5 Indian Designers Willing To Dress Up Your Kids
Designer: Payal Singhal
Age group: 6 – 14 years old
Style quotient: The designer translates her signature aesthetic to create feminine clothes for little girls and comfortable clothes for boys that always include Indian details. Her line is colourful, full of her eclectic prints and is tailored for those looking for contemporary Indian and occasion wear for their children. For mums who want their daughters to look their mini-mes (!) she recently launched her Mommy & Me line of similar outfits for the mother and child.
Where to get it: At Payal Singhal’s Mumbai store and at Pernia’s Pop-up Shop online.
Why kidswear: “It was a natural progression. A lot of our customers were requesting us for outfits to match their kids. And it also holds personal importance, since I have just become a new mom, so it was a culmination of the two. The market was ready and I wanted to extend our line.”
Designing for children: “We go through each garment to make sure that it’s not itchy for kids because they are not going to tolerate anything that is pokey. We also make sure that the openings of the garment are something that they can slip into.
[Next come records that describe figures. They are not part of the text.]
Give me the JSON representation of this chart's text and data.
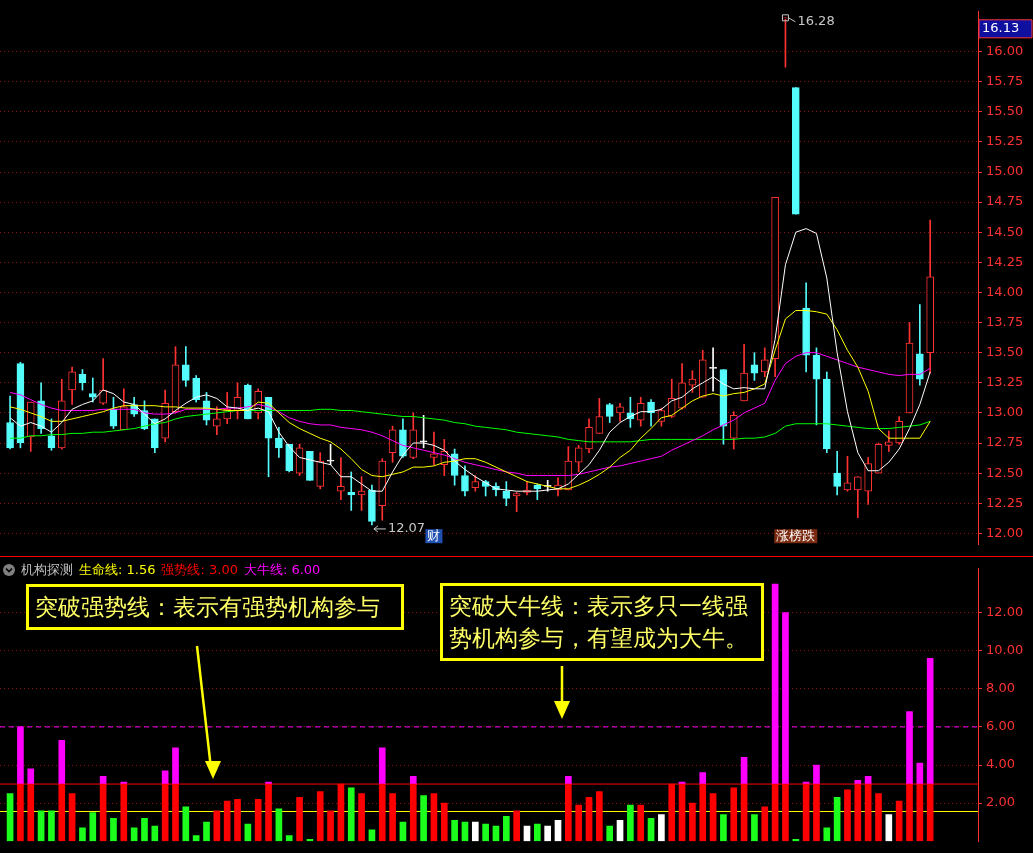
{
  "chart_data": [
    {
      "type": "candlestick",
      "categories": [
        null,
        null,
        null,
        null,
        null,
        null,
        null,
        null,
        null,
        null,
        null,
        null,
        null,
        null,
        null,
        null,
        null,
        null,
        null,
        null,
        null,
        null,
        null,
        null,
        null,
        null,
        null,
        null,
        null,
        null,
        null,
        null,
        null,
        null,
        null,
        null,
        null,
        null,
        null,
        null,
        null,
        null,
        null,
        null,
        null,
        null,
        null,
        null,
        null,
        null,
        null,
        null,
        null,
        null,
        null,
        null,
        null,
        null,
        null,
        null,
        null,
        null,
        null,
        null,
        null,
        null,
        null,
        null,
        null,
        null,
        null,
        null,
        null,
        null,
        null,
        null,
        null,
        null,
        null,
        null,
        null,
        null,
        null,
        null,
        null,
        null,
        null,
        null,
        null,
        null
      ],
      "ohlc": [
        [
          12.92,
          13.14,
          12.7,
          12.71
        ],
        [
          13.41,
          13.42,
          12.71,
          12.75
        ],
        [
          12.8,
          13.09,
          12.68,
          13.09
        ],
        [
          13.1,
          13.25,
          12.83,
          12.87
        ],
        [
          12.81,
          12.95,
          12.69,
          12.71
        ],
        [
          12.71,
          13.28,
          12.7,
          13.1
        ],
        [
          13.19,
          13.38,
          13.07,
          13.34
        ],
        [
          13.32,
          13.36,
          13.19,
          13.25
        ],
        [
          13.16,
          13.29,
          13.09,
          13.13
        ],
        [
          13.08,
          13.45,
          13.07,
          13.19
        ],
        [
          13.03,
          13.13,
          12.87,
          12.89
        ],
        [
          12.86,
          13.2,
          12.86,
          13.05
        ],
        [
          13.07,
          13.13,
          12.97,
          12.99
        ],
        [
          13.02,
          13.1,
          12.86,
          12.87
        ],
        [
          12.95,
          12.95,
          12.67,
          12.71
        ],
        [
          12.79,
          13.19,
          12.76,
          13.08
        ],
        [
          13.01,
          13.55,
          13.0,
          13.4
        ],
        [
          13.4,
          13.55,
          13.22,
          13.27
        ],
        [
          13.29,
          13.31,
          13.09,
          13.11
        ],
        [
          13.1,
          13.17,
          12.9,
          12.94
        ],
        [
          12.89,
          13.05,
          12.82,
          12.95
        ],
        [
          12.95,
          13.17,
          12.91,
          13.03
        ],
        [
          13.02,
          13.25,
          12.95,
          13.13
        ],
        [
          13.23,
          13.24,
          12.95,
          12.95
        ],
        [
          13.0,
          13.2,
          12.95,
          13.18
        ],
        [
          13.13,
          13.13,
          12.47,
          12.79
        ],
        [
          12.79,
          12.88,
          12.63,
          12.71
        ],
        [
          12.74,
          12.74,
          12.51,
          12.52
        ],
        [
          12.5,
          12.74,
          12.48,
          12.71
        ],
        [
          12.68,
          12.68,
          12.44,
          12.44
        ],
        [
          12.39,
          12.67,
          12.37,
          12.6
        ],
        [
          12.6,
          12.74,
          12.57,
          12.6
        ],
        [
          12.35,
          12.63,
          12.28,
          12.39
        ],
        [
          12.34,
          12.51,
          12.19,
          12.32
        ],
        [
          12.32,
          12.47,
          12.19,
          12.35
        ],
        [
          12.36,
          12.4,
          12.07,
          12.1
        ],
        [
          12.23,
          12.62,
          12.11,
          12.6
        ],
        [
          12.67,
          12.89,
          12.59,
          12.86
        ],
        [
          12.86,
          12.95,
          12.63,
          12.64
        ],
        [
          12.63,
          13.0,
          12.62,
          12.86
        ],
        [
          12.76,
          12.98,
          12.71,
          12.76
        ],
        [
          12.63,
          12.84,
          12.57,
          12.66
        ],
        [
          12.57,
          12.78,
          12.48,
          12.68
        ],
        [
          12.66,
          12.7,
          12.4,
          12.48
        ],
        [
          12.48,
          12.56,
          12.31,
          12.35
        ],
        [
          12.38,
          12.48,
          12.35,
          12.43
        ],
        [
          12.43,
          12.44,
          12.31,
          12.39
        ],
        [
          12.39,
          12.42,
          12.31,
          12.36
        ],
        [
          12.35,
          12.43,
          12.23,
          12.29
        ],
        [
          12.31,
          12.34,
          12.18,
          12.33
        ],
        [
          12.34,
          12.43,
          12.32,
          12.36
        ],
        [
          12.4,
          12.41,
          12.28,
          12.37
        ],
        [
          12.39,
          12.44,
          12.35,
          12.39
        ],
        [
          12.36,
          12.46,
          12.31,
          12.4
        ],
        [
          12.36,
          12.72,
          12.36,
          12.6
        ],
        [
          12.59,
          12.73,
          12.51,
          12.71
        ],
        [
          12.7,
          12.95,
          12.67,
          12.88
        ],
        [
          12.83,
          13.12,
          12.83,
          12.97
        ],
        [
          13.07,
          13.08,
          12.92,
          12.97
        ],
        [
          13.0,
          13.08,
          12.93,
          13.05
        ],
        [
          13.0,
          13.13,
          12.88,
          12.95
        ],
        [
          12.94,
          13.13,
          12.89,
          13.08
        ],
        [
          13.09,
          13.11,
          12.89,
          13.0
        ],
        [
          12.93,
          13.04,
          12.89,
          13.02
        ],
        [
          12.97,
          13.28,
          12.96,
          13.12
        ],
        [
          13.04,
          13.41,
          13.03,
          13.25
        ],
        [
          13.23,
          13.35,
          13.17,
          13.28
        ],
        [
          13.13,
          13.52,
          13.13,
          13.44
        ],
        [
          13.37,
          13.54,
          13.18,
          13.37
        ],
        [
          13.36,
          13.36,
          12.74,
          12.89
        ],
        [
          12.79,
          13.01,
          12.7,
          12.98
        ],
        [
          13.1,
          13.57,
          13.1,
          13.33
        ],
        [
          13.4,
          13.5,
          13.27,
          13.33
        ],
        [
          13.34,
          13.54,
          13.3,
          13.44
        ],
        [
          13.45,
          14.79,
          13.3,
          14.79
        ],
        [
          16.27,
          16.28,
          15.87,
          16.28
        ],
        [
          15.7,
          15.7,
          14.65,
          14.65
        ],
        [
          13.87,
          14.08,
          13.34,
          13.48
        ],
        [
          13.48,
          13.54,
          12.9,
          13.28
        ],
        [
          13.28,
          13.34,
          12.67,
          12.7
        ],
        [
          12.5,
          12.68,
          12.32,
          12.39
        ],
        [
          12.36,
          12.64,
          12.35,
          12.42
        ],
        [
          12.36,
          12.47,
          12.13,
          12.47
        ],
        [
          12.35,
          12.63,
          12.24,
          12.58
        ],
        [
          12.5,
          12.75,
          12.5,
          12.74
        ],
        [
          12.73,
          12.85,
          12.68,
          12.76
        ],
        [
          12.75,
          12.97,
          12.74,
          12.93
        ],
        [
          13.0,
          13.75,
          13.0,
          13.58
        ],
        [
          13.49,
          13.9,
          13.23,
          13.28
        ],
        [
          13.5,
          14.6,
          13.33,
          14.13
        ]
      ],
      "colors": [
        "#54fcfc",
        "#54fcfc",
        "#ff3232",
        "#54fcfc",
        "#54fcfc",
        "#ff3232",
        "#ff3232",
        "#54fcfc",
        "#54fcfc",
        "#ff3232",
        "#54fcfc",
        "#ff3232",
        "#54fcfc",
        "#54fcfc",
        "#54fcfc",
        "#ff3232",
        "#ff3232",
        "#54fcfc",
        "#54fcfc",
        "#54fcfc",
        "#ff3232",
        "#ff3232",
        "#ff3232",
        "#54fcfc",
        "#ff3232",
        "#54fcfc",
        "#54fcfc",
        "#54fcfc",
        "#ff3232",
        "#54fcfc",
        "#ff3232",
        "#ffffff",
        "#ff3232",
        "#54fcfc",
        "#ff3232",
        "#54fcfc",
        "#ff3232",
        "#ff3232",
        "#54fcfc",
        "#ff3232",
        "#ffffff",
        "#ff3232",
        "#ff3232",
        "#54fcfc",
        "#54fcfc",
        "#ff3232",
        "#54fcfc",
        "#54fcfc",
        "#54fcfc",
        "#ff3232",
        "#ff3232",
        "#54fcfc",
        "#ffffff",
        "#ff3232",
        "#ff3232",
        "#ff3232",
        "#ff3232",
        "#ff3232",
        "#54fcfc",
        "#ff3232",
        "#54fcfc",
        "#ff3232",
        "#54fcfc",
        "#ff3232",
        "#ff3232",
        "#ff3232",
        "#ff3232",
        "#ff3232",
        "#ffffff",
        "#54fcfc",
        "#ff3232",
        "#ff3232",
        "#54fcfc",
        "#ff3232",
        "#ff3232",
        "#ff3232",
        "#54fcfc",
        "#54fcfc",
        "#54fcfc",
        "#54fcfc",
        "#54fcfc",
        "#ff3232",
        "#ff3232",
        "#ff3232",
        "#ff3232",
        "#ff3232",
        "#ff3232",
        "#ff3232",
        "#54fcfc",
        "#ff3232"
      ],
      "series": [
        {
          "type": "line",
          "color": "#00ff00",
          "values": [
            12.79,
            12.79,
            12.81,
            12.81,
            12.82,
            12.82,
            12.83,
            12.83,
            12.84,
            12.84,
            12.85,
            12.86,
            12.87,
            12.89,
            12.91,
            12.92,
            12.95,
            12.97,
            12.98,
            12.99,
            13.0,
            13.01,
            13.02,
            13.02,
            13.02,
            13.02,
            13.02,
            13.02,
            13.02,
            13.02,
            13.03,
            13.03,
            13.02,
            13.02,
            13.01,
            13.0,
            12.99,
            12.98,
            12.97,
            12.97,
            12.96,
            12.95,
            12.94,
            12.92,
            12.91,
            12.89,
            12.88,
            12.87,
            12.86,
            12.84,
            12.83,
            12.82,
            12.81,
            12.8,
            12.78,
            12.77,
            12.76,
            12.76,
            12.76,
            12.76,
            12.76,
            12.77,
            12.78,
            12.78,
            12.78,
            12.78,
            12.78,
            12.78,
            12.78,
            12.78,
            12.78,
            12.79,
            12.79,
            12.8,
            12.83,
            12.89,
            12.91,
            12.91,
            12.91,
            12.91,
            12.9,
            12.89,
            12.88,
            12.87,
            12.87,
            12.87,
            12.88,
            12.89,
            12.9,
            12.93
          ]
        },
        {
          "type": "line",
          "color": "#ff00ff",
          "values": [
            13.17,
            13.15,
            13.11,
            13.07,
            13.04,
            13.02,
            13.02,
            13.02,
            13.02,
            13.03,
            13.03,
            13.03,
            13.03,
            13.0,
            12.99,
            12.99,
            13.0,
            13.03,
            13.03,
            13.03,
            13.03,
            13.04,
            13.04,
            13.05,
            13.07,
            13.05,
            13.01,
            12.96,
            12.93,
            12.91,
            12.9,
            12.9,
            12.88,
            12.87,
            12.86,
            12.84,
            12.81,
            12.77,
            12.73,
            12.71,
            12.69,
            12.67,
            12.65,
            12.62,
            12.59,
            12.57,
            12.55,
            12.53,
            12.51,
            12.5,
            12.48,
            12.48,
            12.48,
            12.48,
            12.48,
            12.49,
            12.51,
            12.53,
            12.55,
            12.56,
            12.58,
            12.6,
            12.62,
            12.64,
            12.69,
            12.73,
            12.77,
            12.81,
            12.86,
            12.9,
            12.94,
            13.0,
            13.04,
            13.08,
            13.27,
            13.41,
            13.47,
            13.5,
            13.5,
            13.47,
            13.44,
            13.41,
            13.38,
            13.36,
            13.34,
            13.32,
            13.31,
            13.32,
            13.32,
            13.37
          ]
        },
        {
          "type": "line",
          "color": "#ffff00",
          "values": [
            13.05,
            13.03,
            13.0,
            12.97,
            12.93,
            12.93,
            12.95,
            12.97,
            12.99,
            13.01,
            13.04,
            13.06,
            13.06,
            13.06,
            13.06,
            13.05,
            13.05,
            13.04,
            13.04,
            13.04,
            13.03,
            13.02,
            13.02,
            13.02,
            13.09,
            13.08,
            13.0,
            12.92,
            12.87,
            12.83,
            12.79,
            12.76,
            12.7,
            12.62,
            12.53,
            12.48,
            12.47,
            12.49,
            12.51,
            12.55,
            12.55,
            12.56,
            12.59,
            12.6,
            12.62,
            12.62,
            12.59,
            12.55,
            12.51,
            12.47,
            12.43,
            12.41,
            12.39,
            12.37,
            12.37,
            12.4,
            12.44,
            12.49,
            12.55,
            12.63,
            12.69,
            12.79,
            12.87,
            12.96,
            12.98,
            13.04,
            13.1,
            13.14,
            13.16,
            13.14,
            13.16,
            13.17,
            13.2,
            13.24,
            13.52,
            13.78,
            13.85,
            13.85,
            13.84,
            13.82,
            13.69,
            13.52,
            13.38,
            13.18,
            12.87,
            12.79,
            12.79,
            12.79,
            12.79,
            12.93
          ]
        },
        {
          "type": "line",
          "color": "#ffffff",
          "values": [
            12.96,
            12.89,
            12.92,
            12.89,
            12.84,
            12.92,
            13.03,
            13.07,
            13.1,
            13.19,
            13.16,
            13.09,
            13.07,
            12.99,
            12.91,
            12.95,
            13.02,
            13.08,
            13.13,
            13.15,
            13.12,
            13.05,
            13.04,
            13.02,
            13.04,
            13.01,
            12.84,
            12.72,
            12.63,
            12.61,
            12.59,
            12.57,
            12.47,
            12.47,
            12.41,
            12.35,
            12.35,
            12.51,
            12.65,
            12.75,
            12.75,
            12.73,
            12.69,
            12.6,
            12.53,
            12.47,
            12.42,
            12.37,
            12.36,
            12.35,
            12.35,
            12.35,
            12.36,
            12.37,
            12.41,
            12.49,
            12.57,
            12.69,
            12.84,
            12.92,
            12.97,
            13.01,
            13.01,
            13.03,
            13.1,
            13.13,
            13.2,
            13.25,
            13.3,
            13.24,
            13.2,
            13.21,
            13.2,
            13.2,
            13.61,
            14.23,
            14.5,
            14.53,
            14.49,
            14.12,
            13.5,
            13.01,
            12.67,
            12.52,
            12.52,
            12.59,
            12.7,
            12.87,
            13.07,
            13.34
          ]
        }
      ],
      "ylim": [
        11.91,
        16.33
      ],
      "yticks": [
        {
          "value": 12,
          "label": "12.00"
        },
        {
          "value": 12.25,
          "label": "12.25"
        },
        {
          "value": 12.5,
          "label": "12.50"
        },
        {
          "value": 12.75,
          "label": "12.75"
        },
        {
          "value": 13,
          "label": "13.00"
        },
        {
          "value": 13.25,
          "label": "13.25"
        },
        {
          "value": 13.5,
          "label": "13.50"
        },
        {
          "value": 13.75,
          "label": "13.75"
        },
        {
          "value": 14,
          "label": "14.00"
        },
        {
          "value": 14.25,
          "label": "14.25"
        },
        {
          "value": 14.5,
          "label": "14.50"
        },
        {
          "value": 14.75,
          "label": "14.75"
        },
        {
          "value": 15,
          "label": "15.00"
        },
        {
          "value": 15.25,
          "label": "15.25"
        },
        {
          "value": 15.5,
          "label": "15.50"
        },
        {
          "value": 15.75,
          "label": "15.75"
        },
        {
          "value": 16,
          "label": "16.00"
        }
      ],
      "grid": "y",
      "legend": false,
      "tick_labels": "y",
      "annotations": [
        "16.13",
        "16.28",
        "12.07",
        "财",
        "涨榜跌"
      ]
    },
    {
      "type": "bar",
      "title": "机构探测",
      "stacked": true,
      "categories": [
        null,
        null,
        null,
        null,
        null,
        null,
        null,
        null,
        null,
        null,
        null,
        null,
        null,
        null,
        null,
        null,
        null,
        null,
        null,
        null,
        null,
        null,
        null,
        null,
        null,
        null,
        null,
        null,
        null,
        null,
        null,
        null,
        null,
        null,
        null,
        null,
        null,
        null,
        null,
        null,
        null,
        null,
        null,
        null,
        null,
        null,
        null,
        null,
        null,
        null,
        null,
        null,
        null,
        null,
        null,
        null,
        null,
        null,
        null,
        null,
        null,
        null,
        null,
        null,
        null,
        null,
        null,
        null,
        null,
        null,
        null,
        null,
        null,
        null,
        null,
        null,
        null,
        null,
        null,
        null,
        null,
        null,
        null,
        null,
        null,
        null,
        null,
        null,
        null,
        null
      ],
      "series": [
        {
          "colors": [
            "#1cff1c",
            "#ff0000",
            "#ff0000",
            "#1cff1c",
            "#1cff1c",
            "#ff0000",
            "#ff0000",
            "#1cff1c",
            "#1cff1c",
            "#ff0000",
            "#1cff1c",
            "#ff0000",
            "#1cff1c",
            "#1cff1c",
            "#1cff1c",
            "#ff0000",
            "#ff0000",
            "#1cff1c",
            "#1cff1c",
            "#1cff1c",
            "#ff0000",
            "#ff0000",
            "#ff0000",
            "#1cff1c",
            "#ff0000",
            "#ff0000",
            "#1cff1c",
            "#1cff1c",
            "#ff0000",
            "#1cff1c",
            "#ff0000",
            "#ff0000",
            "#ff0000",
            "#1cff1c",
            "#ff0000",
            "#1cff1c",
            "#ff0000",
            "#ff0000",
            "#1cff1c",
            "#ff0000",
            "#1cff1c",
            "#ff0000",
            "#ff0000",
            "#1cff1c",
            "#1cff1c",
            "#ffffff",
            "#1cff1c",
            "#1cff1c",
            "#1cff1c",
            "#ff0000",
            "#ffffff",
            "#1cff1c",
            "#ffffff",
            "#ffffff",
            "#ff0000",
            "#ff0000",
            "#ff0000",
            "#ff0000",
            "#1cff1c",
            "#ffffff",
            "#1cff1c",
            "#ff0000",
            "#1cff1c",
            "#ffffff",
            "#ff0000",
            "#ff0000",
            "#ff0000",
            "#ff0000",
            "#ff0000",
            "#1cff1c",
            "#ff0000",
            "#ff0000",
            "#1cff1c",
            "#ff0000",
            "#ff0000",
            "#ff0000",
            "#1cff1c",
            "#ff0000",
            "#ff0000",
            "#1cff1c",
            "#1cff1c",
            "#ff0000",
            "#ff0000",
            "#ff0000",
            "#ff0000",
            "#ffffff",
            "#ff0000",
            "#ff0000",
            "#ff0000",
            "#ff0000"
          ],
          "values": [
            2.5,
            3.0,
            3.0,
            1.6,
            1.6,
            3.0,
            2.5,
            0.7,
            1.5,
            3.0,
            1.2,
            3.0,
            0.7,
            1.2,
            0.8,
            3.0,
            3.0,
            1.8,
            0.3,
            1.0,
            1.6,
            2.1,
            2.2,
            0.9,
            2.2,
            3.0,
            1.7,
            0.3,
            2.3,
            0.1,
            2.6,
            1.6,
            3.0,
            2.8,
            2.5,
            0.6,
            3.0,
            2.5,
            1.0,
            3.0,
            2.4,
            2.5,
            2.0,
            1.1,
            1.0,
            1.0,
            0.9,
            0.8,
            1.3,
            1.6,
            0.8,
            0.9,
            0.8,
            1.1,
            3.0,
            1.9,
            2.3,
            2.6,
            0.8,
            1.1,
            1.9,
            1.9,
            1.2,
            1.4,
            3.0,
            3.0,
            2.0,
            3.0,
            2.5,
            1.4,
            2.8,
            3.0,
            1.4,
            1.8,
            3.0,
            3.0,
            0.1,
            3.0,
            3.0,
            0.7,
            2.3,
            2.7,
            3.0,
            3.0,
            2.5,
            1.4,
            2.1,
            3.0,
            3.0,
            3.0
          ]
        },
        {
          "color": "#ff00ff",
          "values": [
            null,
            3.0,
            0.8,
            null,
            null,
            2.3,
            null,
            null,
            null,
            0.4,
            null,
            0.1,
            null,
            null,
            null,
            0.7,
            1.9,
            null,
            null,
            null,
            null,
            null,
            null,
            null,
            null,
            0.1,
            null,
            null,
            null,
            null,
            null,
            null,
            null,
            null,
            null,
            null,
            1.9,
            null,
            null,
            0.4,
            null,
            null,
            null,
            null,
            null,
            null,
            null,
            null,
            null,
            null,
            null,
            null,
            null,
            null,
            0.4,
            null,
            null,
            null,
            null,
            null,
            null,
            null,
            null,
            null,
            null,
            0.1,
            null,
            0.6,
            null,
            null,
            null,
            1.4,
            null,
            null,
            10.5,
            9.0,
            null,
            0.1,
            1.0,
            null,
            null,
            null,
            0.2,
            0.4,
            null,
            null,
            null,
            3.8,
            1.1,
            6.6
          ]
        }
      ],
      "ylim": [
        0,
        14.3
      ],
      "yticks": [
        {
          "value": 2,
          "label": "2.00"
        },
        {
          "value": 4,
          "label": "4.00"
        },
        {
          "value": 6,
          "label": "6.00"
        },
        {
          "value": 8,
          "label": "8.00"
        },
        {
          "value": 10,
          "label": "10.00"
        },
        {
          "value": 12,
          "label": "12.00"
        }
      ],
      "ref_lines": [
        {
          "axis": "y",
          "value": 1.56,
          "label": "生命线: 1.56",
          "color": "#ffff00"
        },
        {
          "axis": "y",
          "value": 3.0,
          "label": "强势线: 3.00",
          "color": "#ff0000"
        },
        {
          "axis": "y",
          "value": 6.0,
          "label": "大牛线: 6.00",
          "color": "#ff00ff",
          "line_style": "dashed"
        }
      ],
      "grid": "y",
      "legend": false,
      "tick_labels": "y",
      "annotations": [
        "突破强势线：表示有强势机构参与",
        "突破大牛线：表示多只一线强势机构参与，有望成为大牛。"
      ]
    }
  ]
}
Being a mom, I knew about the pitfalls to look out for. Also, we had to keep a certain price point in mind, because while it’s luxury Indian wear, people will still not want to throw away money on clothes that their kids will outgrow in a year. To keep the prices in check, you have to be creative with the looks and make them attractive and cute without adding embroidery or using rich Indian textiles. So we keep it with trendy with colour-blocking and cotton fabrics, and just really innovate in that department.”
Trendy childrenswear in India: “I think since the luxury market came to India, kidswear was going to be the next step. First, it was introduced to the adults and then following the trends internationally, bigger brands like Gucci, Dior, and Burberry made childrenswear. Then high street brands started coming in. So there was more awareness. At the same time, there was also a massive gap in India, because if someone from an upper middle class or affluent family was looking for Indian clothes for kids, there was nothing for them. Today the demand is there, there is more disposable income and a vacuum is there for a certain genre — ready-to-wear contemporary Indian wear for kids.”